I also feel folkster David Rovics when he sings,
“While they sit in their mansions/ On their plush leather chairs/ And everyone’s waiting/ For us to decide/ From dust we were born/ And in dust we reside/ Will we realize the commons/ Is to shepherd and share/ Here in this war zone/ Called land, water and air/ Yes I’m talking to you/ From here at the end of the world.”
From millenarian Christians to eco-survivalist anarchists, people everywhere are anticipating the apocalypse. From the Greens’ warnings about global warning to New Age prophecies about the Mayan calendar and a paradigm shift to pop culture’s crude capitalizing on critical fears with films as wide-ranging as Armageddon or The Day After Tomorrow to thought-provoking theories dealing with everything from the science of extinction and the earth’s carrying capacity to paranoid conspiracy to fundamentalist fantasies about a final showdown in the Middle East, the End Times are in the air.
Will the neoconservative born-agains boldly engineer a nuclear rapture or will the revolution arrive when the last WalMart is wiped out by a natural disaster?
Some radicals see the presumptions of this debate as inherently faith-based and inflexible while others welcome the possibility of impending ecological and political doom as an opportunity to break with the even more calamitous status quo.
Writing in his ‘zine Willful Disobedience, Wolfi Landstreicher, thinks that this fashionable apocalypse talk is terribly reactionary. In the essay “Waiting for the Apocalypse:
The Ideology of Collapse and the Avoidance of Revolutionary Responsibility,” Wolfi takes on the primitivists who plan for the end.
He asserts, “Those who hold to any apocalyptic view may look upon the coming end with either hope or despair, and this is true of the ideology of collapse as well.
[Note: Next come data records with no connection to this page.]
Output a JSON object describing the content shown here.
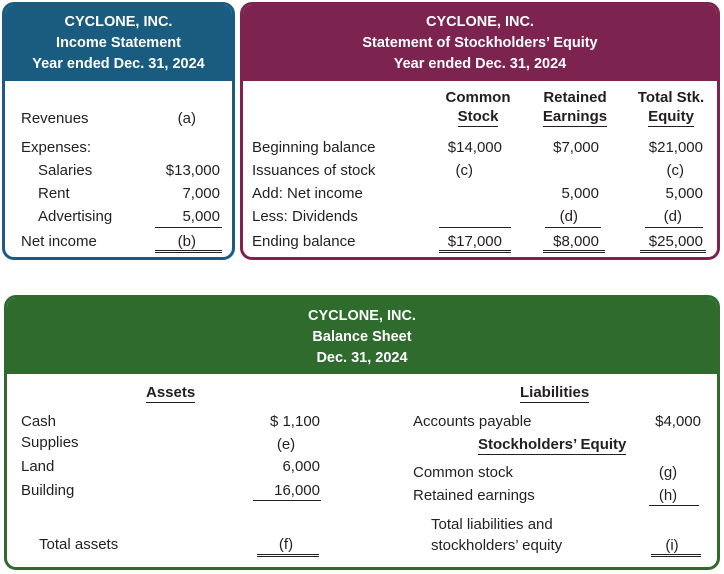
{
  "income_statement": {
    "header": [
      "CYCLONE, INC.",
      "Income Statement",
      "Year ended Dec. 31, 2024"
    ],
    "revenues_label": "Revenues",
    "revenues_value": "(a)",
    "expenses_label": "Expenses:",
    "salaries_label": "Salaries",
    "salaries_value": "$13,000",
    "rent_label": "Rent",
    "rent_value": "7,000",
    "advertising_label": "Advertising",
    "advertising_value": "5,000",
    "net_income_label": "Net income",
    "net_income_value": "(b)"
  },
  "equity_statement": {
    "header": [
      "CYCLONE, INC.",
      "Statement of Stockholders’ Equity",
      "Year ended Dec. 31, 2024"
    ],
    "columns": [
      [
        "Common",
        "Stock"
      ],
      [
        "Retained",
        "Earnings"
      ],
      [
        "Total Stk.",
        "Equity"
      ]
    ],
    "rows": [
      {
        "label": "Beginning balance",
        "cs": "$14,000",
        "re": "$7,000",
        "total": "$21,000"
      },
      {
        "label": "Issuances of stock",
        "cs": "(c)",
        "re": "",
        "total": "(c)"
      },
      {
        "label": "Add: Net income",
        "cs": "",
        "re": "5,000",
        "total": "5,000"
      },
      {
        "label": "Less: Dividends",
        "cs": "",
        "re": "(d)",
        "total": "(d)"
      },
      {
        "label": "Ending balance",
        "cs": "$17,000",
        "re": "$8,000",
        "total": "$25,000"
      }
    ]
  },
  "balance_sheet": {
    "header": [
      "CYCLONE, INC.",
      "Balance Sheet",
      "Dec. 31, 2024"
    ],
    "assets_heading": "Assets",
    "liabilities_heading": "Liabilities",
    "equity_heading": "Stockholders’ Equity",
    "assets": [
      {
        "label": "Cash",
        "value": "$ 1,100"
      },
      {
        "label": "Supplies",
        "value": "(e)"
      },
      {
        "label": "Land",
        "value": "6,000"
      },
      {
        "label": "Building",
        "value": "16,000"
      }
    ],
    "total_assets_label": "Total assets",
    "total_assets_value": "(f)",
    "accounts_payable_label": "Accounts payable",
    "accounts_payable_value": "$4,000",
    "common_stock_label": "Common stock",
    "common_stock_value": "(g)",
    "retained_earnings_label": "Retained earnings",
    "retained_earnings_value": "(h)",
    "total_liab_equity_label": [
      "Total liabilities and",
      "stockholders’ equity"
    ],
    "total_liab_equity_value": "(i)"
  },
  "colors": {
    "income_header": "#195c80",
    "equity_header": "#7d2350",
    "balance_header": "#2e6b2d"
  }
}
Some of the anarcho-primitivists who adhere to this belief look at the collapse as a great opportunity for reinventing primitive ways of living free of the institutions of civilization. A few even seem to take delight in the suffering and death that would inevitably accompany such a collapse, apparently forgetting that this suffering and death would not be likely to recognize distinctions between rulers and ruled, between domesticated and wild, between civilized and ‘primitive.’” Wolfi believes that such notions of inevitability excuse anarchists from taking any responsibility for revolutionary action.
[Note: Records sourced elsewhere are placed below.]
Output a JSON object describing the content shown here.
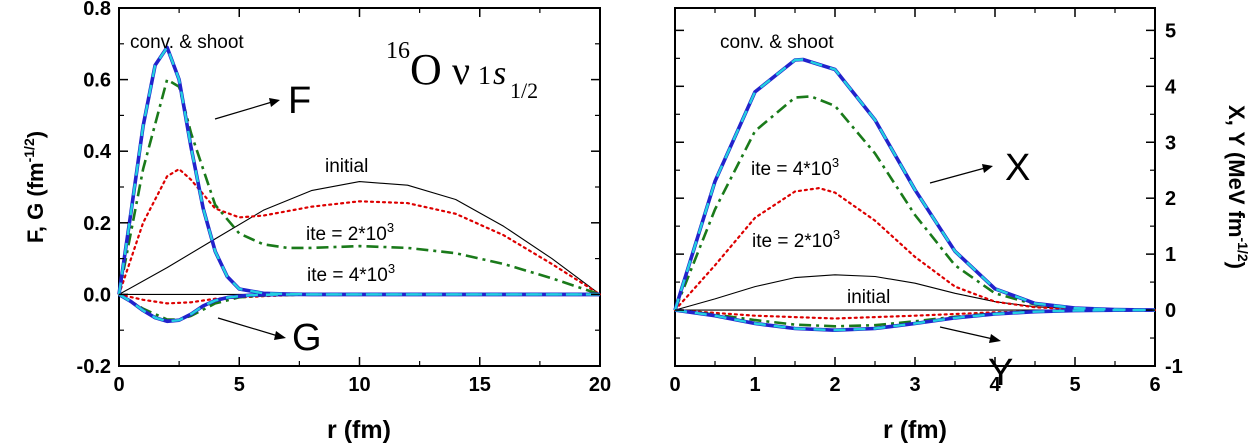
{
  "chart_data": [
    {
      "type": "line",
      "xlabel": "r  (fm)",
      "ylabel": "F, G  (fm",
      "ylabel_sup": "-1/2",
      "ylabel_end": ")",
      "xlim": [
        0,
        20
      ],
      "ylim": [
        -0.2,
        0.8
      ],
      "xticks": [
        "0",
        "5",
        "10",
        "15",
        "20"
      ],
      "yticks": [
        "-0.2",
        "0.0",
        "0.2",
        "0.4",
        "0.6",
        "0.8"
      ],
      "title_parts": {
        "mass": "16",
        "element": "O",
        "nu": "ν",
        "level": "1",
        "orbital": "s",
        "j": "1/2"
      },
      "annotations": {
        "conv": "conv. & shoot",
        "F": "F",
        "G": "G",
        "initial": "initial",
        "ite2": "ite = 2*10",
        "ite2_exp": "3",
        "ite4": "ite = 4*10",
        "ite4_exp": "3"
      },
      "series": [
        {
          "color": "#000000",
          "style": "solid",
          "x": [
            0,
            2,
            4,
            6,
            8,
            10,
            12,
            14,
            16,
            18,
            20
          ],
          "y": [
            0,
            0.075,
            0.155,
            0.235,
            0.29,
            0.315,
            0.305,
            0.265,
            0.19,
            0.1,
            0
          ]
        },
        {
          "color": "#000000",
          "style": "solid",
          "x": [
            0,
            20
          ],
          "y": [
            0,
            0
          ]
        },
        {
          "color": "#dd0000",
          "style": "dotted",
          "x": [
            0,
            1,
            2,
            2.5,
            3,
            4,
            5,
            6,
            8,
            10,
            12,
            14,
            16,
            18,
            20
          ],
          "y": [
            0,
            0.2,
            0.33,
            0.35,
            0.32,
            0.24,
            0.215,
            0.22,
            0.245,
            0.26,
            0.255,
            0.225,
            0.165,
            0.085,
            0
          ]
        },
        {
          "color": "#dd0000",
          "style": "dotted",
          "x": [
            0,
            1,
            2,
            3,
            4,
            6,
            8,
            12,
            16,
            20
          ],
          "y": [
            0,
            -0.015,
            -0.025,
            -0.022,
            -0.012,
            -0.005,
            0,
            0,
            0,
            0
          ]
        },
        {
          "color": "#1a7a1a",
          "style": "dashdot",
          "x": [
            0,
            1,
            2,
            2.5,
            3,
            4,
            5,
            6,
            7,
            8,
            10,
            12,
            14,
            16,
            18,
            20
          ],
          "y": [
            0,
            0.35,
            0.6,
            0.58,
            0.45,
            0.25,
            0.17,
            0.14,
            0.13,
            0.13,
            0.135,
            0.13,
            0.115,
            0.085,
            0.045,
            0
          ]
        },
        {
          "color": "#1a7a1a",
          "style": "dashdot",
          "x": [
            0,
            1,
            2,
            2.5,
            3,
            4,
            5,
            6,
            8,
            12,
            20
          ],
          "y": [
            0,
            -0.04,
            -0.07,
            -0.07,
            -0.06,
            -0.025,
            -0.008,
            -0.003,
            0,
            0,
            0
          ]
        },
        {
          "color": "#2222cc",
          "style": "solid-thick",
          "x": [
            0,
            0.5,
            1,
            1.5,
            2,
            2.5,
            3,
            3.5,
            4,
            4.5,
            5,
            6,
            7,
            8,
            10,
            12,
            16,
            20
          ],
          "y": [
            0,
            0.23,
            0.47,
            0.64,
            0.69,
            0.6,
            0.41,
            0.24,
            0.12,
            0.05,
            0.015,
            0.003,
            0.001,
            0,
            0,
            0,
            0,
            0
          ]
        },
        {
          "color": "#2222cc",
          "style": "solid-thick",
          "x": [
            0,
            0.5,
            1,
            1.5,
            2,
            2.5,
            3,
            3.5,
            4,
            4.5,
            5,
            5.5,
            6,
            7,
            8,
            10,
            12,
            16,
            20
          ],
          "y": [
            0,
            -0.02,
            -0.045,
            -0.065,
            -0.075,
            -0.072,
            -0.055,
            -0.032,
            -0.017,
            -0.009,
            -0.005,
            -0.002,
            -0.001,
            0,
            0,
            0,
            0,
            0,
            0
          ]
        },
        {
          "color": "#22d0e0",
          "style": "dashed-thick",
          "x": [
            0,
            0.5,
            1,
            1.5,
            2,
            2.5,
            3,
            3.5,
            4,
            4.5,
            5,
            6,
            7,
            8,
            10,
            12,
            16,
            20
          ],
          "y": [
            0,
            0.23,
            0.47,
            0.64,
            0.69,
            0.6,
            0.41,
            0.24,
            0.12,
            0.05,
            0.015,
            0.003,
            0.001,
            0,
            0,
            0,
            0,
            0
          ]
        },
        {
          "color": "#22d0e0",
          "style": "dashed-thick",
          "x": [
            0,
            0.5,
            1,
            1.5,
            2,
            2.5,
            3,
            3.5,
            4,
            4.5,
            5,
            5.5,
            6,
            7,
            8,
            10,
            12,
            16,
            20
          ],
          "y": [
            0,
            -0.02,
            -0.045,
            -0.065,
            -0.075,
            -0.072,
            -0.055,
            -0.032,
            -0.017,
            -0.009,
            -0.005,
            -0.002,
            -0.001,
            0,
            0,
            0,
            0,
            0,
            0
          ]
        }
      ]
    },
    {
      "type": "line",
      "xlabel": "r  (fm)",
      "ylabel": "X, Y  (MeV fm",
      "ylabel_sup": "-1/2",
      "ylabel_end": ")",
      "xlim": [
        0,
        6
      ],
      "ylim": [
        -1,
        5.4
      ],
      "xticks": [
        "0",
        "1",
        "2",
        "3",
        "4",
        "5",
        "6"
      ],
      "yticks": [
        "-1",
        "0",
        "1",
        "2",
        "3",
        "4",
        "5"
      ],
      "annotations": {
        "conv": "conv. & shoot",
        "X": "X",
        "Y": "Y",
        "initial": "initial",
        "ite2": "ite = 2*10",
        "ite2_exp": "3",
        "ite4": "ite = 4*10",
        "ite4_exp": "3"
      },
      "series": [
        {
          "color": "#000000",
          "style": "solid",
          "x": [
            0,
            0.5,
            1,
            1.5,
            2,
            2.5,
            3,
            3.5,
            4,
            4.5,
            5,
            5.5,
            6
          ],
          "y": [
            0,
            0.2,
            0.42,
            0.58,
            0.63,
            0.6,
            0.48,
            0.3,
            0.15,
            0.06,
            0.02,
            0.005,
            0
          ]
        },
        {
          "color": "#000000",
          "style": "solid",
          "x": [
            0,
            6
          ],
          "y": [
            0,
            0
          ]
        },
        {
          "color": "#dd0000",
          "style": "dotted",
          "x": [
            0,
            0.5,
            1,
            1.5,
            1.8,
            2,
            2.5,
            3,
            3.5,
            4,
            4.5,
            5,
            5.5,
            6
          ],
          "y": [
            0,
            0.8,
            1.65,
            2.12,
            2.18,
            2.1,
            1.6,
            0.95,
            0.42,
            0.15,
            0.05,
            0.015,
            0.005,
            0
          ]
        },
        {
          "color": "#dd0000",
          "style": "dotted",
          "x": [
            0,
            1,
            2,
            3,
            4,
            5,
            6
          ],
          "y": [
            0,
            -0.1,
            -0.15,
            -0.1,
            -0.04,
            -0.01,
            0
          ]
        },
        {
          "color": "#1a7a1a",
          "style": "dashdot",
          "x": [
            0,
            0.5,
            1,
            1.5,
            1.7,
            2,
            2.5,
            3,
            3.5,
            4,
            4.5,
            5,
            5.5,
            6
          ],
          "y": [
            0,
            1.8,
            3.2,
            3.8,
            3.82,
            3.65,
            2.8,
            1.7,
            0.8,
            0.3,
            0.1,
            0.03,
            0.01,
            0
          ]
        },
        {
          "color": "#1a7a1a",
          "style": "dashdot",
          "x": [
            0,
            0.5,
            1,
            1.5,
            2,
            2.5,
            3,
            3.5,
            4,
            4.5,
            5,
            6
          ],
          "y": [
            0,
            -0.08,
            -0.18,
            -0.26,
            -0.29,
            -0.27,
            -0.2,
            -0.12,
            -0.06,
            -0.025,
            -0.01,
            0
          ]
        },
        {
          "color": "#2222cc",
          "style": "solid-thick",
          "x": [
            0,
            0.5,
            1,
            1.5,
            1.6,
            2,
            2.5,
            3,
            3.5,
            4,
            4.5,
            5,
            5.5,
            6
          ],
          "y": [
            0,
            2.3,
            3.9,
            4.47,
            4.48,
            4.3,
            3.4,
            2.15,
            1.05,
            0.38,
            0.12,
            0.035,
            0.01,
            0
          ]
        },
        {
          "color": "#2222cc",
          "style": "solid-thick",
          "x": [
            0,
            0.5,
            1,
            1.5,
            2,
            2.5,
            3,
            3.5,
            4,
            4.5,
            5,
            5.5,
            6
          ],
          "y": [
            0,
            -0.1,
            -0.24,
            -0.33,
            -0.36,
            -0.33,
            -0.24,
            -0.14,
            -0.07,
            -0.03,
            -0.01,
            -0.003,
            0
          ]
        },
        {
          "color": "#22d0e0",
          "style": "dashed-thick",
          "x": [
            0,
            0.5,
            1,
            1.5,
            1.6,
            2,
            2.5,
            3,
            3.5,
            4,
            4.5,
            5,
            5.5,
            6
          ],
          "y": [
            0,
            2.3,
            3.9,
            4.47,
            4.48,
            4.3,
            3.4,
            2.15,
            1.05,
            0.38,
            0.12,
            0.035,
            0.01,
            0
          ]
        },
        {
          "color": "#22d0e0",
          "style": "dashed-thick",
          "x": [
            0,
            0.5,
            1,
            1.5,
            2,
            2.5,
            3,
            3.5,
            4,
            4.5,
            5,
            5.5,
            6
          ],
          "y": [
            0,
            -0.1,
            -0.24,
            -0.33,
            -0.36,
            -0.33,
            -0.24,
            -0.14,
            -0.07,
            -0.03,
            -0.01,
            -0.003,
            0
          ]
        }
      ]
    }
  ]
}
The editors of the Crimethlnc. journal Harbinger look at the likelihood of a disaster differently. In their typically charged prose, the Crimethinkians court calamity. It’s not that they support suffering, but where others see doom and gloom, they see the dawn of a new day. “The free, the fearless,” they write, “ready to live and all too aware of what is insufferable in the everyday, welcome new horizons, disasters included.” These post-Situ punk poets have a point — if the catastrophe is coming for certain (“any environmental scientist can tell you that,” they quip), shouldn’t we find ways to make the unavoidable change into a revolutionary challenge?
But is the end of the world as we know it sheer inevitability? Are prophecies and predictions a form of prone submission to the tyranny of fear? Do radical subjects resisting the industrial machine have any hope of halting the hideous intentions of Capital’s incompetent engineers? Will we emerge from the wreckage freer and less domesticated than we are today? Do our dreams of sustainability stand a chance against a pending holocaust bound to make Dachau look like a day in the park?
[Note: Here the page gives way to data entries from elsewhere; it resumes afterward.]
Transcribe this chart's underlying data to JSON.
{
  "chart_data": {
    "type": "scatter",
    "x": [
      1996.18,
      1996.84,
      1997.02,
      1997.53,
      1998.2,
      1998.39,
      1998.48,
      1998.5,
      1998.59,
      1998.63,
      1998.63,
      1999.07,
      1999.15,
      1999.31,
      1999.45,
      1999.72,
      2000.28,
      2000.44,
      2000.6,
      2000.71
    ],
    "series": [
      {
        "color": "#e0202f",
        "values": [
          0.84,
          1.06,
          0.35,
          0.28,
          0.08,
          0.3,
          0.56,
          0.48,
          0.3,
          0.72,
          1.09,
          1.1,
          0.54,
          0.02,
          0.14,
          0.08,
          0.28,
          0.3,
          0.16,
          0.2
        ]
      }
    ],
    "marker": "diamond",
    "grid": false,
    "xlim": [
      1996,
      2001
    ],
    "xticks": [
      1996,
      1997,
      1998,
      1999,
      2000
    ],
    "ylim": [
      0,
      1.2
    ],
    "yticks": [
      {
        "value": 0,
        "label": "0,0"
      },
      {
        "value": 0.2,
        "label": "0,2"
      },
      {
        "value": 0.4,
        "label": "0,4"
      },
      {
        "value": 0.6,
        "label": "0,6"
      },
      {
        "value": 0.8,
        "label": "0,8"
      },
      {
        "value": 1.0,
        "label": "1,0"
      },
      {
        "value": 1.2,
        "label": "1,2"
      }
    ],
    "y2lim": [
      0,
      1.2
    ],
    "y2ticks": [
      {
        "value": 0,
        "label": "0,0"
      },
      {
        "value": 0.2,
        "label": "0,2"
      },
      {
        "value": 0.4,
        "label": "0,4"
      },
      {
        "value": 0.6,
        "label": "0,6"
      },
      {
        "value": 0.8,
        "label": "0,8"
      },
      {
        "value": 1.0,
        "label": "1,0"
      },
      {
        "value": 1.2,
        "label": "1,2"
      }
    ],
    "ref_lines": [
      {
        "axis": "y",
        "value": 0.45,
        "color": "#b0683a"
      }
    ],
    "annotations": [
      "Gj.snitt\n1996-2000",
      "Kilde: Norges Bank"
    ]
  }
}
As far as my analysis goes, neither the brash denial of such horrible possibilities nor the dire bravado that welcomes the last days like a new video game seem appropriate. Like many, I believe that something big and bad is coming and that we should prepare emotionally, spiritually, ecologically, socially, and politically for a drastically different way of life. But I further recognize that faith and fear about the future should be balanced by a revolutionary politics for the present. People living today were born for this confrontation with history. Will we face up to the task?